|Full Transcript Source 5|
| This is the conclusion of the inspector's report
you have looked at in sources 1-3. Here he sums up his findings and
|(Catalogue ref: HO 87/53)|
In comparing the Collieries of England and Scotland, it is just to say that the former are vastly superior in point of ventilation and general arrangements, and it is highly desirable that the Colliery proprietors in the latter district should adopt means to procure a more abundant ventilation to be produced by respectable furnaces, and suitable doors and stoppings, but the absence of inflammable air induces the neglect of this Caution, so essential to health, though it often happens that an unlooked for discharge of Gas however diminutive, occasions the loss of life; also disease is engendered by the want of atmosphere air which stealthily but unobservedly sapps the human constitution.
I have tried the quality of air in many of the Scotch Colliers, accounted respectable in point of ventilation, and found the total quantity only 3000 or 4000 cub. feet p. minute, and in consequence this current is liable to be affected and even reversed by the slightest accident- for where the ventilation is so weak the breath of the workman, powder smoke arising from the blasting, and the smoking of tobacco, produces an atmosphere which cannot fail to be subversive of health.
The prevalence of single doors at the shaft bottom is also a constant interruption to the air current, as every time the tub is brought through, the air rushes in the shaft to the neglect and partial stagnation of the workings.

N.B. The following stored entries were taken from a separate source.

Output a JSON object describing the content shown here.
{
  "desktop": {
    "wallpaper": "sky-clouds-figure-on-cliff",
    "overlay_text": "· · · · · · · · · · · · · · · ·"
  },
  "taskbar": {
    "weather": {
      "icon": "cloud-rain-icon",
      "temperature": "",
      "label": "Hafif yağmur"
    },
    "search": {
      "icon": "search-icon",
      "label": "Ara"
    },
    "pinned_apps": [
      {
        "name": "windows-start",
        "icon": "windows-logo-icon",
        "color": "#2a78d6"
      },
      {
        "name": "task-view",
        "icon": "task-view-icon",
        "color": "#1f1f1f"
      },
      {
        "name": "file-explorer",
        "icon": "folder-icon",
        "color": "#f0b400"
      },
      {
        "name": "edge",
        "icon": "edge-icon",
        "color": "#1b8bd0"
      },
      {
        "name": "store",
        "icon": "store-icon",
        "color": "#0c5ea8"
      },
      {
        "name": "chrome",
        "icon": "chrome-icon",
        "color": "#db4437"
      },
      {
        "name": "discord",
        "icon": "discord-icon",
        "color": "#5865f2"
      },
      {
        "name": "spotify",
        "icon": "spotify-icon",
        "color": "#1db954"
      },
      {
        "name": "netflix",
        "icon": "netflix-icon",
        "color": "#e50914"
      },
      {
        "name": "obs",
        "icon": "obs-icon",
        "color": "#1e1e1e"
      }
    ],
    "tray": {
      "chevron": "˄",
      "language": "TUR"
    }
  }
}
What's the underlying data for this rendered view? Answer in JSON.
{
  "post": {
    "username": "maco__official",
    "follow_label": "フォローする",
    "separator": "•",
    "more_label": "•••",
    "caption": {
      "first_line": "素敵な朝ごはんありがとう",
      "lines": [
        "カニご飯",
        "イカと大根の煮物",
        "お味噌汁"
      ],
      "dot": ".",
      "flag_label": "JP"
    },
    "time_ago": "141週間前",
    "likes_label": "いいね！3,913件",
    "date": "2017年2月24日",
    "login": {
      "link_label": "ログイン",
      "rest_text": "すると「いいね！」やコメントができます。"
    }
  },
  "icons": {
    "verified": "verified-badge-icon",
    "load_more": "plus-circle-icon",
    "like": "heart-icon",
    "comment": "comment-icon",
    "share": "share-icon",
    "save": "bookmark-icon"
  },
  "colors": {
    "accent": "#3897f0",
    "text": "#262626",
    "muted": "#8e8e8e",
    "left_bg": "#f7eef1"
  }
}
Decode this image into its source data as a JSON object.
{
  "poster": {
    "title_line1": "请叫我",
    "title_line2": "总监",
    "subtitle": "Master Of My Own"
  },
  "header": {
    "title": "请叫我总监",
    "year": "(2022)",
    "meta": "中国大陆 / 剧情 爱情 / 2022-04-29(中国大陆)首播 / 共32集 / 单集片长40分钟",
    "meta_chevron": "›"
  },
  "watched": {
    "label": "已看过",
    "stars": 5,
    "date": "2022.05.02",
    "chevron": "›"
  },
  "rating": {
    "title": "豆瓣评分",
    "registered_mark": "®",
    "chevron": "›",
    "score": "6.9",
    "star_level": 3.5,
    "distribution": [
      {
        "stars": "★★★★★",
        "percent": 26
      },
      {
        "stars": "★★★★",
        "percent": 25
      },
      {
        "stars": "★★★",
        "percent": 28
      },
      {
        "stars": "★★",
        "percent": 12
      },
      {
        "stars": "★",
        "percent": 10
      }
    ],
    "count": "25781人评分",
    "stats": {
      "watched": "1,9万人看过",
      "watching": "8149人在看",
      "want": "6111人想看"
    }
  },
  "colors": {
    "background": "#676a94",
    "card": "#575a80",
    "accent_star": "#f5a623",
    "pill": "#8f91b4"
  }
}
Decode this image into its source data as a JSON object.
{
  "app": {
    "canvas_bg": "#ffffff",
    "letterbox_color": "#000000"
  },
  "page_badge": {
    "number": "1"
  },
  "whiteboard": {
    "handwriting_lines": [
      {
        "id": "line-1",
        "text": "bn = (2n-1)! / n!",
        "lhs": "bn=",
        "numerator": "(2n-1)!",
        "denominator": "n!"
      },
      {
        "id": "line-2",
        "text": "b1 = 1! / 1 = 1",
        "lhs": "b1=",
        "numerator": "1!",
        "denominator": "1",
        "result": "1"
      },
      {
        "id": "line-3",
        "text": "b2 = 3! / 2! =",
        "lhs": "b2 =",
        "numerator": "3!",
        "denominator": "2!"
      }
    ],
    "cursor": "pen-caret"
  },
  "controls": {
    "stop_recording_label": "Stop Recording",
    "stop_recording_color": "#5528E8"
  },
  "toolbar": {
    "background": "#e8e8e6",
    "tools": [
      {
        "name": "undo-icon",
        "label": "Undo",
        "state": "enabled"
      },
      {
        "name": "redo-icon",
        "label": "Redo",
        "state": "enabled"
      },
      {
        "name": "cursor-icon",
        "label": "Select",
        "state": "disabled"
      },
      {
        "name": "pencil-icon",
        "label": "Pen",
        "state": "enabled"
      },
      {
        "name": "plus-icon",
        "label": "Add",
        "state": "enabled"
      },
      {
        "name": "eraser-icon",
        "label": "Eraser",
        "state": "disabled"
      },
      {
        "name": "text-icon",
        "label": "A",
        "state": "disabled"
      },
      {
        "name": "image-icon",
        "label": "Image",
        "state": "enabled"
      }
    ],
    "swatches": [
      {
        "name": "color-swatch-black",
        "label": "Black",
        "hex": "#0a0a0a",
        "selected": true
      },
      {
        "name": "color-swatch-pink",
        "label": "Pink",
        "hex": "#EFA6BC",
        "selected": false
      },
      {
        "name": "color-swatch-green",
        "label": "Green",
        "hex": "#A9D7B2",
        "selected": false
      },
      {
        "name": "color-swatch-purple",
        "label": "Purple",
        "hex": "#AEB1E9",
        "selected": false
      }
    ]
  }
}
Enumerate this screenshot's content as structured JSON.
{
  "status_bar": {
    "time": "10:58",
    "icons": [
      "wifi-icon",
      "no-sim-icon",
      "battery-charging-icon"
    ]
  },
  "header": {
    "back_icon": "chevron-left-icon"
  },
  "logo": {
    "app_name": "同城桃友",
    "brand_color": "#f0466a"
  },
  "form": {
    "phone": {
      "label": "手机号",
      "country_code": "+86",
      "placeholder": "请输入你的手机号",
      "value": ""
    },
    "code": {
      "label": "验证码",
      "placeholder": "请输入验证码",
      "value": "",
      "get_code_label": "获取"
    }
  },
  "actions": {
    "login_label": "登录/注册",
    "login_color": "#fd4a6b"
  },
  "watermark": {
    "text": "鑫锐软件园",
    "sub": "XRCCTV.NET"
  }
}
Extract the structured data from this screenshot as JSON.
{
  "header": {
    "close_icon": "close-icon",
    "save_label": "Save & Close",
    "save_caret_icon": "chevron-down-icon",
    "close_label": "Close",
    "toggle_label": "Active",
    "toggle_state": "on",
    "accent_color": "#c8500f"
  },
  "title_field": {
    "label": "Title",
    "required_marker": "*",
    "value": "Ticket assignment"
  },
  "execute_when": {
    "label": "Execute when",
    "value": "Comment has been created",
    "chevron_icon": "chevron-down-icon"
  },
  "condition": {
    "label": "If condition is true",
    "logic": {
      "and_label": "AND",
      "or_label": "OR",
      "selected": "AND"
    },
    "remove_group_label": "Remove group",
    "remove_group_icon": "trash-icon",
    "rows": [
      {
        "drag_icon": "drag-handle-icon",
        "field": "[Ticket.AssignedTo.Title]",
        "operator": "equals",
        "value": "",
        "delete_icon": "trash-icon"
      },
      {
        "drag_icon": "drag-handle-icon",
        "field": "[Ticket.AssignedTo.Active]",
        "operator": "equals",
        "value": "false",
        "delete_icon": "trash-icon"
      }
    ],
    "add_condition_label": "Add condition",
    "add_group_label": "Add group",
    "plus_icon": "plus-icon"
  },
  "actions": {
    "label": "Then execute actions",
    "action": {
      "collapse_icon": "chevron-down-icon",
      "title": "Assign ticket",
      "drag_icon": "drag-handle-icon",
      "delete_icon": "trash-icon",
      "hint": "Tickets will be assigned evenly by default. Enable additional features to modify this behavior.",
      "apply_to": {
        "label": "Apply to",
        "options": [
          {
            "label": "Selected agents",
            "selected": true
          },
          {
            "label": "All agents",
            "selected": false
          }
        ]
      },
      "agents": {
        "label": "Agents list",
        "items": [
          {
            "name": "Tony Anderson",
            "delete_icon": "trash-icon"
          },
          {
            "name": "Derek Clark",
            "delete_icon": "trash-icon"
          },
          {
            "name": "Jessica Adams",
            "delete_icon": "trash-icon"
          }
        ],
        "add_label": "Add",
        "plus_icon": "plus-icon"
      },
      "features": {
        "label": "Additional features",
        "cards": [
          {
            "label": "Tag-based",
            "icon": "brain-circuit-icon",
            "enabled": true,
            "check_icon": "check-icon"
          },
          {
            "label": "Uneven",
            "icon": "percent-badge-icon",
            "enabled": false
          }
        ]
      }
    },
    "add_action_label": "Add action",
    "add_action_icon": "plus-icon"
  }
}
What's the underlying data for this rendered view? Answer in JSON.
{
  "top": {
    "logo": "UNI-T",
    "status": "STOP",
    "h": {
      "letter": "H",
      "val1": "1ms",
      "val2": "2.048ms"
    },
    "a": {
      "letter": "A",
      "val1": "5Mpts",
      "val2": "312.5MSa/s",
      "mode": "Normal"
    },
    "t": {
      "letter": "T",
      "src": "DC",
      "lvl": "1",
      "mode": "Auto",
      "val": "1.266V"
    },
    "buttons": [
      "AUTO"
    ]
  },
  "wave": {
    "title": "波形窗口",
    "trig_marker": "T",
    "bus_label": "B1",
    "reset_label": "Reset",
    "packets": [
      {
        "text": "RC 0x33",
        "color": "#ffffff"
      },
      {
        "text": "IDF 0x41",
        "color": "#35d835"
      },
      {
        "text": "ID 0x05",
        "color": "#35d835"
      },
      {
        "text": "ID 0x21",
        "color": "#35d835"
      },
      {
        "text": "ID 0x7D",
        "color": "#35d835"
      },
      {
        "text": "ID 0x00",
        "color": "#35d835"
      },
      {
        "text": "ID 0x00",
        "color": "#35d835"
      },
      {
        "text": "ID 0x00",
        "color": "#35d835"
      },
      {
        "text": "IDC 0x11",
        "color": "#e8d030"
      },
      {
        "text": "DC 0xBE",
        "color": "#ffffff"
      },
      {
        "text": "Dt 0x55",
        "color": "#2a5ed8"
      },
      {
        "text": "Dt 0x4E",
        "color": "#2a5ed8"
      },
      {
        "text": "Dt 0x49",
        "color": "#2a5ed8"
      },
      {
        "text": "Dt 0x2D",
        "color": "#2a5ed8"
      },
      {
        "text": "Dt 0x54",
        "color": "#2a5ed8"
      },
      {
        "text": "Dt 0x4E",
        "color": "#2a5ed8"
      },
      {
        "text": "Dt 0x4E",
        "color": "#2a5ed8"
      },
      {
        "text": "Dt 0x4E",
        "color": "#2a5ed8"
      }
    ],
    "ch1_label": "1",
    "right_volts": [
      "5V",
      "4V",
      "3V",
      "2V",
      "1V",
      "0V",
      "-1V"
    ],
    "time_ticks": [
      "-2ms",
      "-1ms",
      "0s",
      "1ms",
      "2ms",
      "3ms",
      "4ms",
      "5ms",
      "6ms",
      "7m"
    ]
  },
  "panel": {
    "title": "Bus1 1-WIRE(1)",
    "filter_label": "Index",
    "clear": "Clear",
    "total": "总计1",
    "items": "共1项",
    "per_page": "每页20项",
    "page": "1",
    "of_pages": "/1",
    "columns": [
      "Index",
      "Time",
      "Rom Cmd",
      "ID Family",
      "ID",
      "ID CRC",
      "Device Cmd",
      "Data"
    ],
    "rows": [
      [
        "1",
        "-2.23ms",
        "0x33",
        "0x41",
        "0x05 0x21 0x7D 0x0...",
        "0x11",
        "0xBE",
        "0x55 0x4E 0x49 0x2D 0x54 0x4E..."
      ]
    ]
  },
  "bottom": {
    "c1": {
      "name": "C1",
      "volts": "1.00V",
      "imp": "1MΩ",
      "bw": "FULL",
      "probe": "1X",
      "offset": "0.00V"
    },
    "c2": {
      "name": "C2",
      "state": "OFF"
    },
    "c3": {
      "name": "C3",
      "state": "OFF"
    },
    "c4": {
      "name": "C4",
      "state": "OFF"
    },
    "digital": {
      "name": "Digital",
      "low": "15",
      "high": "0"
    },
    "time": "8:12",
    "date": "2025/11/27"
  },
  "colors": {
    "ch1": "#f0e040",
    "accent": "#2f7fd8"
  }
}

Upon the whole I may remark, that there is a growing desire abroad, of improving the condition of the mines but it would be more speedily advanced and accidents more effectively avoided, if the workmen were more alive to their own safety, and could more frequently attract the attention of the inspector to circumstances, wherein they consider the management deficient.
I am not unaware of the allegation, that were they to do so, they would be visited by reprehension and discharged from work, and altho' some individuals might take such a discreditable course, I take it upon myself to say, that in very few cases would the owner of a colliery act so retributively towards workmen, who in a fair and candid manner sought the interference of the inspector in a case wherein the colliery owner himself was so highly interested. But even suppose that to be the case I conceive it is the bounden duty of the Inspector to attend to an application from individual colliers so far as to ascertain the nature and grounds of the application and to treat such application as confidential.